I am paralyzed at the wrist.

 

Like a wagon on the road when its yoke has split,

 

I stand immobile on the road.

 

I lay on a bed called “O! and O No!”

 

I let out a wail.

 

My graceful figure is stretched neck to ground,

 

I am paralyzed of foot.

 

My… has been carried off into the earth.

 

My frame has changed.

 

At night I cannot sleep,

 

my strength has been struck down,

 

my life is ebbing away.

 

The bright day is made a dark day for me.

 

I have slipped into my own grave.

 

I, a writer who knows many things, am made a fool.

 

My hand has stopped writing

 

There is no talk in my mouth.’

 

 

 

“After more description of his woes, the scribe ends with,

 

‘My god, it is you I fear.

 

I have written you a letter.

 

Take pity on me.

 

The heart of my god: have it given back to me.’”

 

 

 

 

 

Chapter Twenty-Nine

 

 

 

 

Y.T. is maxing at a Mom’s Truck Stop on 405, waiting for her ride.
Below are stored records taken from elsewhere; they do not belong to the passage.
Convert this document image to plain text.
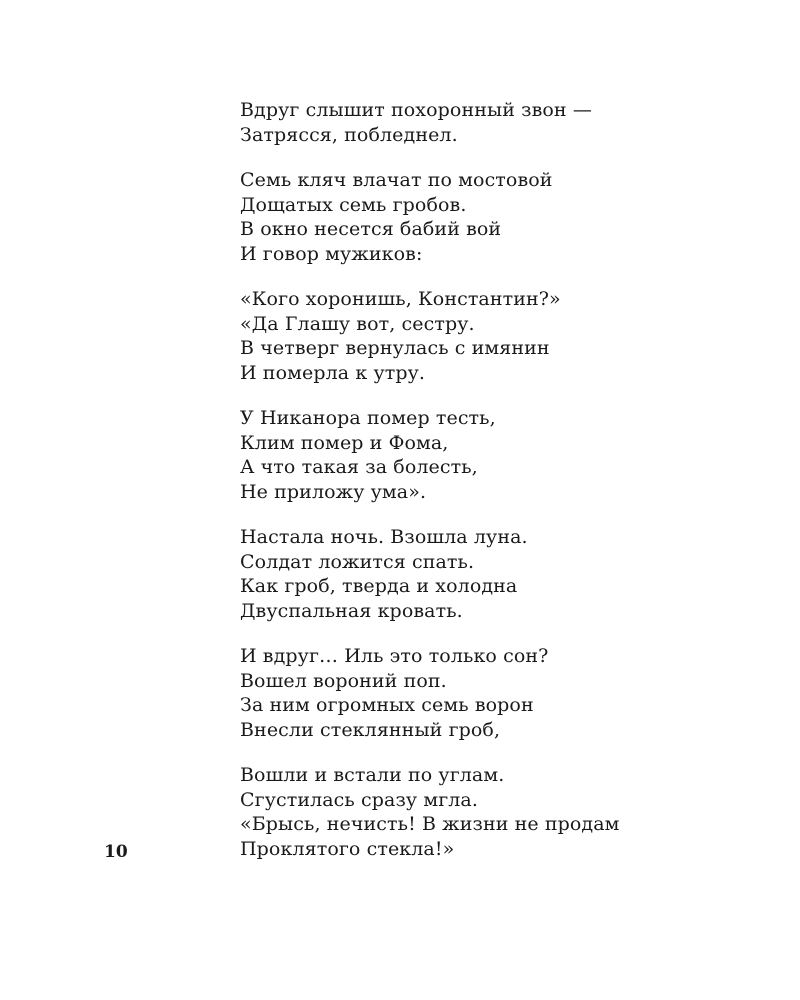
Вдруг слышит похоронный звон —
Затрясся, побледнел.
Семь кляч влачат по мостовой
Дощатых семь гробов.
В окно несется бабий вой
И говор мужиков:
«Кого хоронишь, Константин?»
«Да Глашу вот, сестру.
В четверг вернулась с имянин
И померла к утру.
У Никанора помер тесть,
Клим помер и Фома,
А что такая за болесть,
Не приложу ума».
Настала ночь. Взошла луна.
Солдат ложится спать.
Как гроб, тверда и холодна
Двуспальная кровать.
И вдруг… Иль это только сон?
Вошел вороний поп.
За ним огромных семь ворон
Внесли стеклянный гроб,
Вошли и встали по углам.
Сгустилась сразу мгла.
«Брысь, нечисть! В жизни не продам
Проклятого стекла!»
10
Not that she would ever be caught dead at a Mom’s Truck Stop. If, like, a semi ran her over with all eighteen of its wheels in front of a Mom’s Truck Stop, she would drag herself down the shoulder of the highway using her eyelid muscles until she reached a Snooze ’n’ Cruise full of horny derelicts rather than go into a Mom’s Truck Stop. But sometimes when you’re a professional, they give you a job that you don’t like, and you just have to be very cool and put up with it.